With the aftermath of University of Iowa Professor Stephen Bloom’s bitterly reflective piece in The Atlantic, mixed with the state’s single, highlighting moment in the national political arena, the cocktail of stoic pride and heightened self-consciousness intoxicated Iowans during the caucus season. Seemingly, people forgot what politics in Iowa really is: the chance to make something out of nothing, perhaps better characterized as the American Dream.
The romantic, perhaps idealistic notion of a poor peanut farmer becoming president of the United States through the means of the political climate bred in our state is unrealistic. Of course there is always money and adaptation of ideologies to suit our specific brand, but there is one thing an ill-funded, media-starved candidate cannot manufacture: name recognition.

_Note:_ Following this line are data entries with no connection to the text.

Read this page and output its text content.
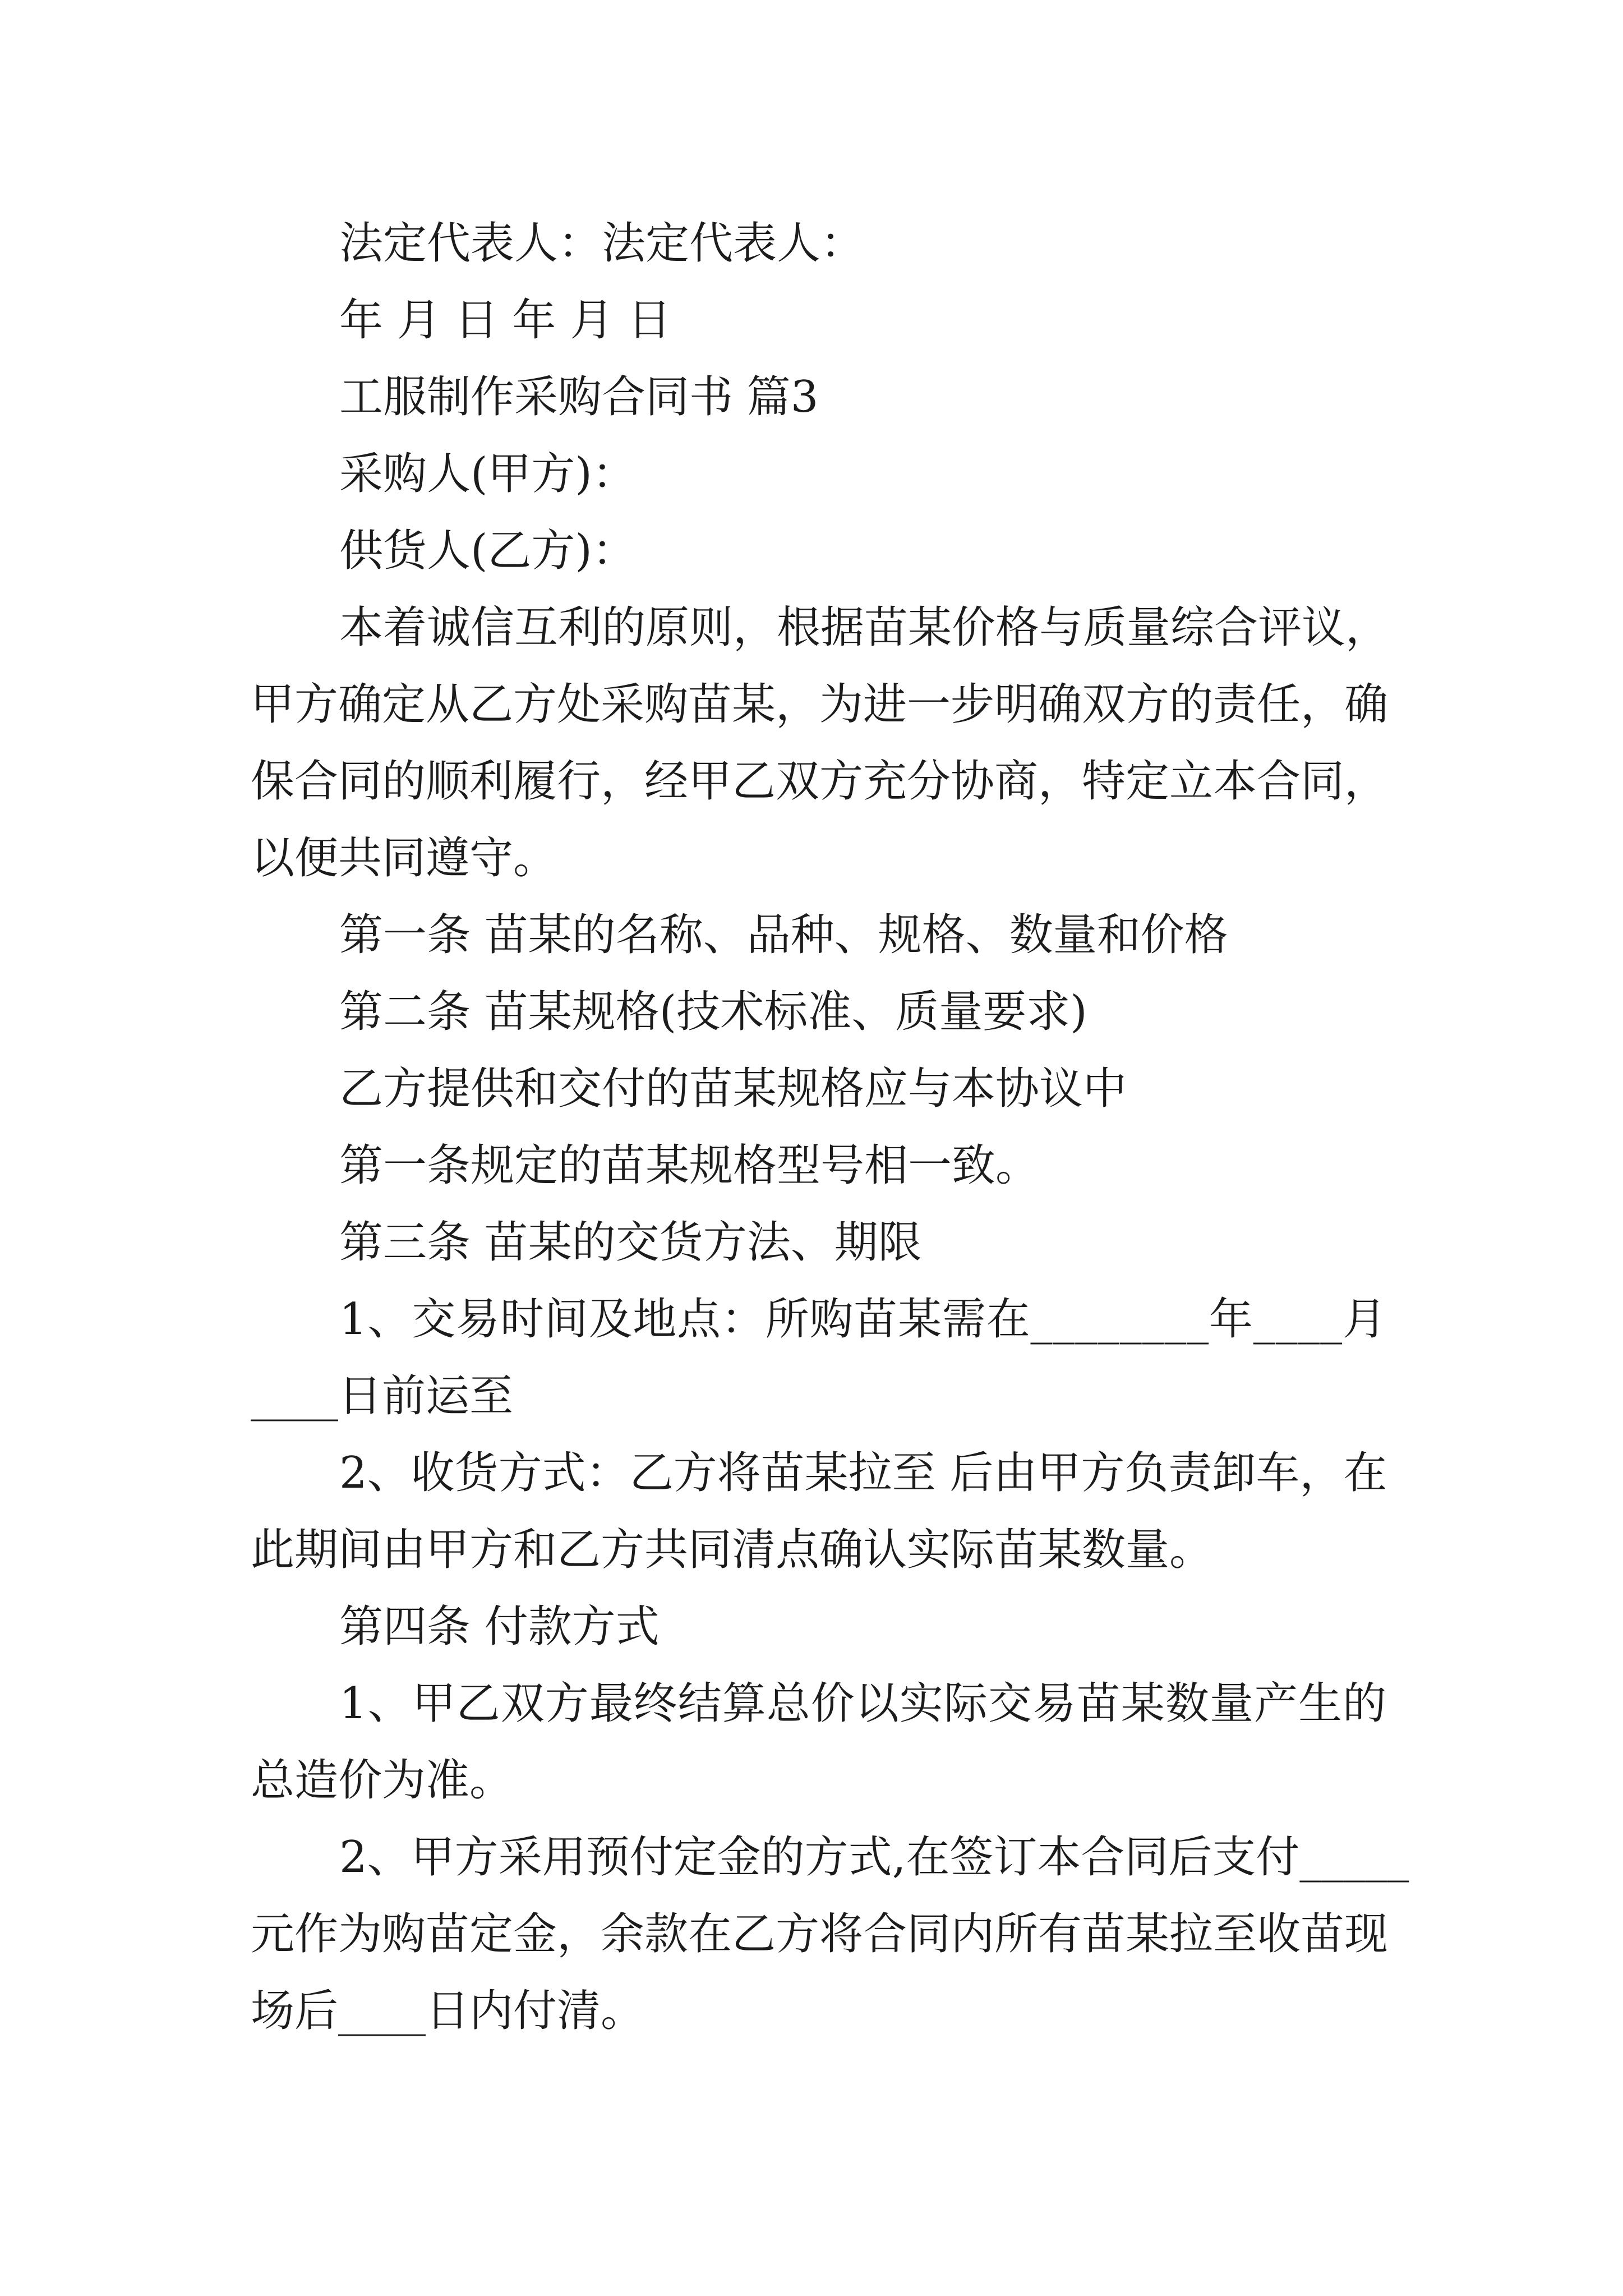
法定代表人：法定代表人：
年 月 日 年 月 日
工服制作采购合同书 篇3
采购人(甲方)：
供货人(乙方)：
本着诚信互利的原则，根据苗某价格与质量综合评议，
甲方确定从乙方处采购苗某，为进一步明确双方的责任，确
保合同的顺利履行，经甲乙双方充分协商，特定立本合同，
以便共同遵守。
第一条 苗某的名称、品种、规格、数量和价格
第二条 苗某规格(技术标准、质量要求)
乙方提供和交付的苗某规格应与本协议中
第一条规定的苗某规格型号相一致。
第三条 苗某的交货方法、期限
1、交易时间及地点：所购苗某需在________年____月
____日前运至
2、收货方式：乙方将苗某拉至 后由甲方负责卸车，在
此期间由甲方和乙方共同清点确认实际苗某数量。
第四条 付款方式
1、甲乙双方最终结算总价以实际交易苗某数量产生的
总造价为准。
2、甲方采用预付定金的方式,在签订本合同后支付_____
元作为购苗定金，余款在乙方将合同内所有苗某拉至收苗现
场后____日内付清。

Ask any political scientist, and she or he will describe in simple terms the supreme importance of name recognition in elections: the common sense adage explaining the relative success of such candidates as Rep. Ron Paul, Ralph Nader, and Stephen Colbert. The more a person recognizes the name of a candidate, the more likely the person is to vote for him — the reason a poll by Public Policy Polling found Colbert would rake in 13 percent of the vote in a third-party bid for president next to President Obama and Mitt Romney. No one really knows his policies, but they know his name.
Iowa supplies the stage for small candidates, such as Santorum and Obama in 2008, to become powerhouses in their respective races. Before the Iowa caucuses in 2008, Hillary Rodham Clinton was thought by the majority of the Democratic Party to be the presumptive nominee, but as Obama spoke one-on-one at homes and rallies in Iowa, his grass-roots base become more enthusiastic and his name more pronounced, leading to his eventual caucus victory.
The Iowa caucuses give prospective nominees a chance to fine-tune their campaigns, streamlining their processes, while still maintaining the grass-roots skills they need to win a general election. It is a dress rehearsal for the national stage. Certain candidates’ performances in debates and on-camera slanders leading up to the caucuses proved completely necessary to the success of each campaign.
In Iowa, each drop of sweat perspired by a candidate is a vote, with TV spots and handshakes being equally powerful. Iowa is the great equalizer in the realm of Super PACs and frontloading, giving each candidate an equal chance to make a name for themselves. The caucuses are not as much about the exact number of votes a candidate gets, but which candidates get the votes.
Iowans need to achieve a level of comfort with the idea articulated crudely by Jon Huntsman: Iowans do not pick presidents. We train them.